A matéria abaixo é interessante, mas acho que ela só captou o mais aparente.
Desde o início desse debate eleitoral ficou evidente que Serra fez a escolha de ser o “pós-Lula”. A fundamentação dos argumentos é largamente conhecida. Deu certo? Deu errado? Depende do copo de água estar meio cheio ou meio vazio.
De qualquer forma, claramente, o debate programático foi posto de lado e substituído por intervenções pontuais. O que eu venho chamando de “debate de partes”.
O debate de partes não é programático pela simples razão de que para sê-lo deveria partir da visão estratégica do programa para buscar a relação entre suas partes constituintes. Obviamente a visão estratégica é um segredo que pelo visto só Serra tem e não abre para ninguém.
Ai certamente está o cerne das dificuldades na economia. Campanha eleitoral é por natureza “econômica”, sem trocadilho. Se você dá o eixo central, a estratégia de construção do programa, não fica difícil esclarecer as amarrações e intenções. Se você sonega a informação, ai qualquer especulação é válida.
Em se tratando de um governo que já executa, bem ou mal, uma dada política, qualquer fala será referência à política já executada. Se for uma fala “crítica” irá denotar mudanças. Sem o eixo estratégico só quem saberá da mudança é quem fez a fala e o silêncio sempre será uma aceitação tácita das interpretações que circulam pelo ambiente.
Esse é o clima do momento. Se Serra tivesse referenciado sua fala econômica numa proposta estratégica provavelmente não estaria na saia justa que se encontra.
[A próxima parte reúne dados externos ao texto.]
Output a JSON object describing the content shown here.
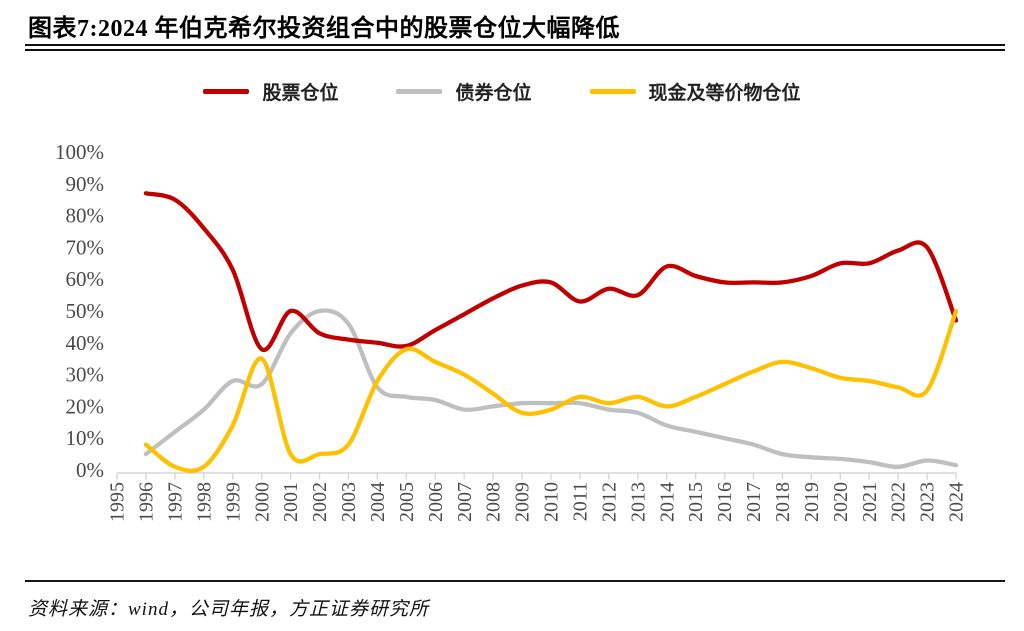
{
  "header": {
    "title": "图表7:2024 年伯克希尔投资组合中的股票仓位大幅降低"
  },
  "footer": {
    "source": "资料来源：wind，公司年报，方正证券研究所"
  },
  "chart_data": {
    "type": "line",
    "title": "2024 年伯克希尔投资组合中的股票仓位大幅降低",
    "x": [
      1996,
      1997,
      1998,
      1999,
      2000,
      2001,
      2002,
      2003,
      2004,
      2005,
      2006,
      2007,
      2008,
      2009,
      2010,
      2011,
      2012,
      2013,
      2014,
      2015,
      2016,
      2017,
      2018,
      2019,
      2020,
      2021,
      2022,
      2023,
      2024
    ],
    "x_tick_labels": [
      "1995",
      "1996",
      "1997",
      "1998",
      "1999",
      "2000",
      "2001",
      "2002",
      "2003",
      "2004",
      "2005",
      "2006",
      "2007",
      "2008",
      "2009",
      "2010",
      "2011",
      "2012",
      "2013",
      "2014",
      "2015",
      "2016",
      "2017",
      "2018",
      "2019",
      "2020",
      "2021",
      "2022",
      "2023",
      "2024"
    ],
    "y_tick_labels": [
      "0%",
      "10%",
      "20%",
      "30%",
      "40%",
      "50%",
      "60%",
      "70%",
      "80%",
      "90%",
      "100%"
    ],
    "ylim": [
      0,
      100
    ],
    "y_unit": "%",
    "grid": false,
    "legend_position": "top",
    "series": [
      {
        "name": "股票仓位",
        "color": "#C00000",
        "values": [
          87,
          85,
          76,
          63,
          38,
          50,
          43,
          41,
          40,
          39,
          44,
          49,
          54,
          58,
          59,
          53,
          57,
          55,
          64,
          61,
          59,
          59,
          59,
          61,
          65,
          65,
          69,
          70,
          47
        ]
      },
      {
        "name": "债券仓位",
        "color": "#BFBFBF",
        "values": [
          5,
          12,
          19,
          28,
          27,
          43,
          50,
          46,
          26,
          23,
          22,
          19,
          20,
          21,
          21,
          21,
          19,
          18,
          14,
          12,
          10,
          8,
          5,
          4,
          3.5,
          2.5,
          1,
          3,
          1.5
        ]
      },
      {
        "name": "现金及等价物仓位",
        "color": "#FFC000",
        "values": [
          8,
          1,
          1,
          14,
          35,
          5,
          5,
          8,
          28,
          38,
          34,
          30,
          24,
          18,
          19,
          23,
          21,
          23,
          20,
          23,
          27,
          31,
          34,
          32,
          29,
          28,
          26,
          25,
          50
        ]
      }
    ],
    "axis_color": "#D6D6D6",
    "label_color": "#4A4A4A"
  }
}
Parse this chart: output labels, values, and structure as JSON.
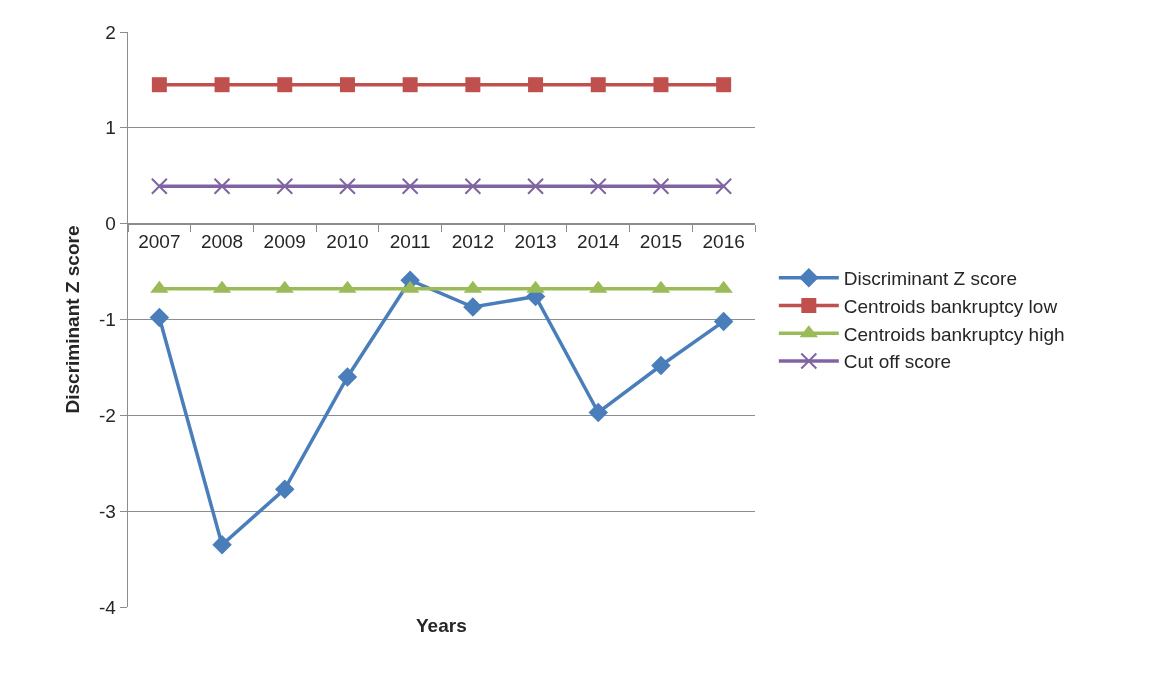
{
  "chart_data": {
    "type": "line",
    "xlabel": "Years",
    "ylabel": "Discriminant Z score",
    "categories": [
      "2007",
      "2008",
      "2009",
      "2010",
      "2011",
      "2012",
      "2013",
      "2014",
      "2015",
      "2016"
    ],
    "series": [
      {
        "name": "Discriminant Z score",
        "color": "#4a7ebb",
        "marker": "diamond",
        "values": [
          -0.98,
          -3.35,
          -2.77,
          -1.6,
          -0.59,
          -0.87,
          -0.76,
          -1.97,
          -1.48,
          -1.02
        ]
      },
      {
        "name": "Centroids bankruptcy low",
        "color": "#c0504d",
        "marker": "square",
        "values": [
          1.45,
          1.45,
          1.45,
          1.45,
          1.45,
          1.45,
          1.45,
          1.45,
          1.45,
          1.45
        ]
      },
      {
        "name": "Centroids bankruptcy high",
        "color": "#9bbb59",
        "marker": "triangle",
        "values": [
          -0.68,
          -0.68,
          -0.68,
          -0.68,
          -0.68,
          -0.68,
          -0.68,
          -0.68,
          -0.68,
          -0.68
        ]
      },
      {
        "name": "Cut off score",
        "color": "#8064a2",
        "marker": "cross",
        "values": [
          0.39,
          0.39,
          0.39,
          0.39,
          0.39,
          0.39,
          0.39,
          0.39,
          0.39,
          0.39
        ]
      }
    ],
    "ylim": [
      -4,
      2
    ],
    "yticks": [
      -4,
      -3,
      -2,
      -1,
      0,
      1,
      2
    ],
    "grid": "y",
    "legend": "right",
    "line_style": "solid"
  }
}
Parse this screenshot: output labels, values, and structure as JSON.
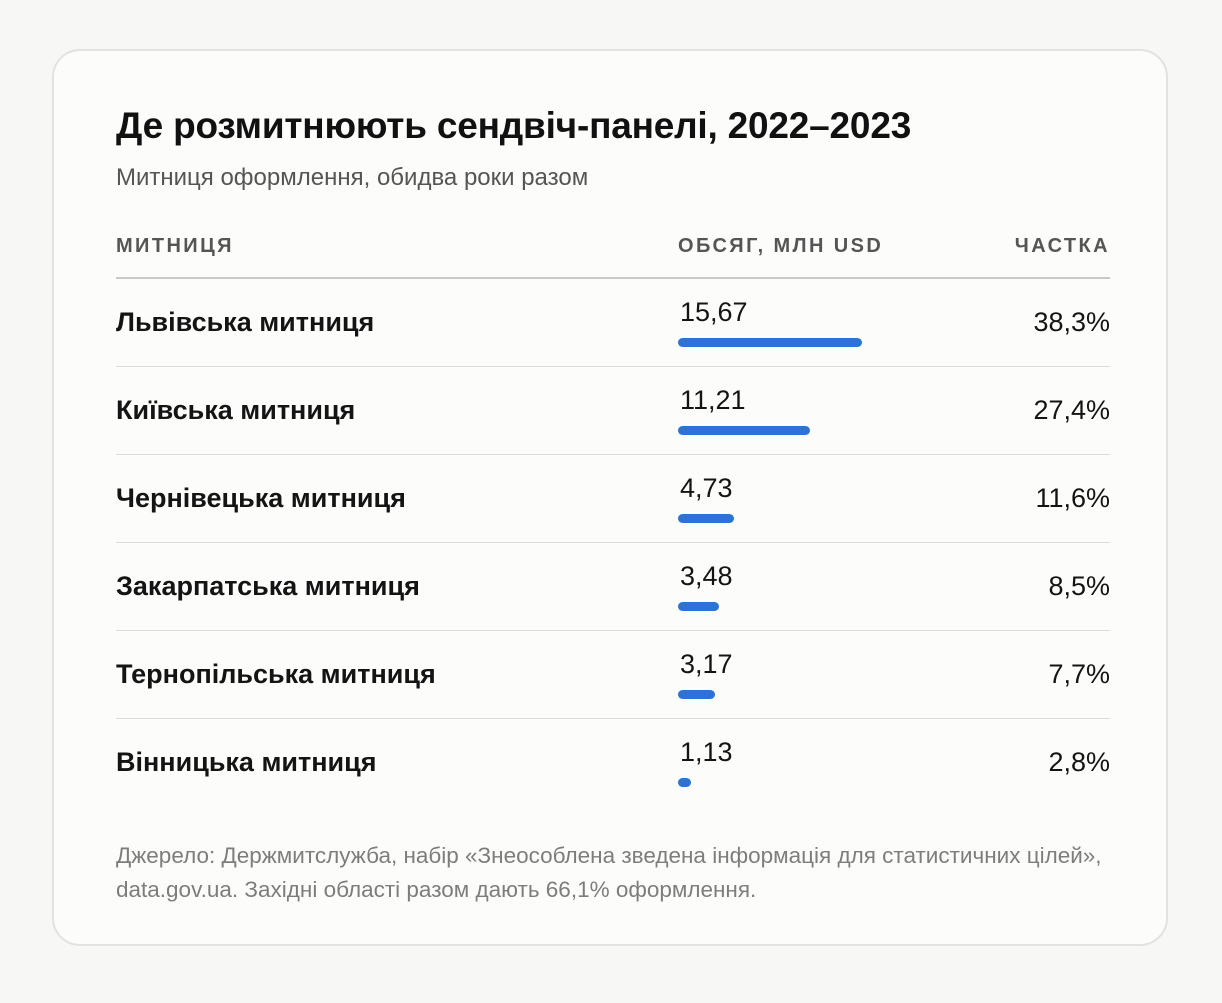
{
  "title": "Де розмитнюють сендвіч-панелі, 2022–2023",
  "subtitle": "Митниця оформлення, обидва роки разом",
  "columns": {
    "name": "МИТНИЦЯ",
    "value": "ОБСЯГ, МЛН USD",
    "share": "ЧАСТКА"
  },
  "colors": {
    "bar": "#2b73d4",
    "card_background": "#fcfcfb",
    "page_background": "#f7f7f6"
  },
  "chart_data": {
    "type": "table",
    "title": "Де розмитнюють сендвіч-панелі, 2022–2023",
    "subtitle": "Митниця оформлення, обидва роки разом",
    "headers": [
      "МИТНИЦЯ",
      "ОБСЯГ, МЛН USD",
      "ЧАСТКА"
    ],
    "categories": [
      "Львівська митниця",
      "Київська митниця",
      "Чернівецька митниця",
      "Закарпатська митниця",
      "Тернопільська митниця",
      "Вінницька митниця"
    ],
    "values": [
      15.67,
      11.21,
      4.73,
      3.48,
      3.17,
      1.13
    ],
    "rows": [
      {
        "name": "Львівська митниця",
        "value": 15.67,
        "value_label": "15,67",
        "share_label": "38,3%"
      },
      {
        "name": "Київська митниця",
        "value": 11.21,
        "value_label": "11,21",
        "share_label": "27,4%"
      },
      {
        "name": "Чернівецька митниця",
        "value": 4.73,
        "value_label": "4,73",
        "share_label": "11,6%"
      },
      {
        "name": "Закарпатська митниця",
        "value": 3.48,
        "value_label": "3,48",
        "share_label": "8,5%"
      },
      {
        "name": "Тернопільська митниця",
        "value": 3.17,
        "value_label": "3,17",
        "share_label": "7,7%"
      },
      {
        "name": "Вінницька митниця",
        "value": 1.13,
        "value_label": "1,13",
        "share_label": "2,8%"
      }
    ]
  },
  "note": "Джерело: Держмитслужба, набір «Знеособлена зведена інформація для статистичних цілей», data.gov.ua. Західні області разом дають 66,1% оформлення."
}
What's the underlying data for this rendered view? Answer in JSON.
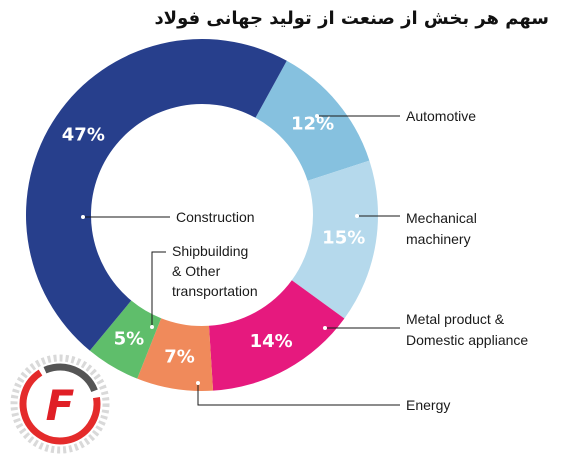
{
  "title": "سهم هر بخش از صنعت از تولید جهانی فولاد",
  "chart_data": {
    "type": "pie",
    "donut": true,
    "labels": [
      "Automotive",
      "Mechanical machinery",
      "Metal product & Domestic appliance",
      "Energy",
      "Shipbuilding & Other transportation",
      "Construction"
    ],
    "values": [
      12,
      15,
      14,
      7,
      5,
      47
    ],
    "percent_labels": [
      "12%",
      "15%",
      "14%",
      "7%",
      "5%",
      "47%"
    ],
    "colors": [
      "#86c1df",
      "#b5d9ec",
      "#e6197e",
      "#f08a5b",
      "#5fbe6b",
      "#273f8c"
    ]
  },
  "annotations": {
    "automotive": "Automotive",
    "mechanical_line1": "Mechanical",
    "mechanical_line2": "machinery",
    "metal_line1": "Metal product &",
    "metal_line2": "Domestic appliance",
    "energy": "Energy",
    "construction": "Construction",
    "ship_line1": "Shipbuilding",
    "ship_line2": "& Other",
    "ship_line3": "transportation"
  },
  "logo": {
    "letter": "F",
    "colors": {
      "ring_outer": "#d9d9d9",
      "ring_red": "#e42b2b",
      "letter": "#e01f26"
    }
  }
}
Saia justa que só piorou quando Marina também foi fazer o circuito feito por Dilma e esteve papeando com investidores internacionais, mandando um claro sinal para o mercado.
Para não ficar embromando vamos colocar da seguinte forma: Estabeleço uma proposta estratégica – Outro projeto de desenvolvimento, já que o atual só nos conduzirá a outros ciclo de desenvolvimento medíocre, mantendo os atuais níveis de concentração de renda e a mesma dependência externa como exportadores de commodities etc.
Esse outro modelo “só funcionará bem” com um outro tipo de Estado fundado na coesão social – setor público, privado e sociedade civil. Para haver essa coesão é necessária uma profunda reforma “democrática/democratizante no sentido republicano” do Estado.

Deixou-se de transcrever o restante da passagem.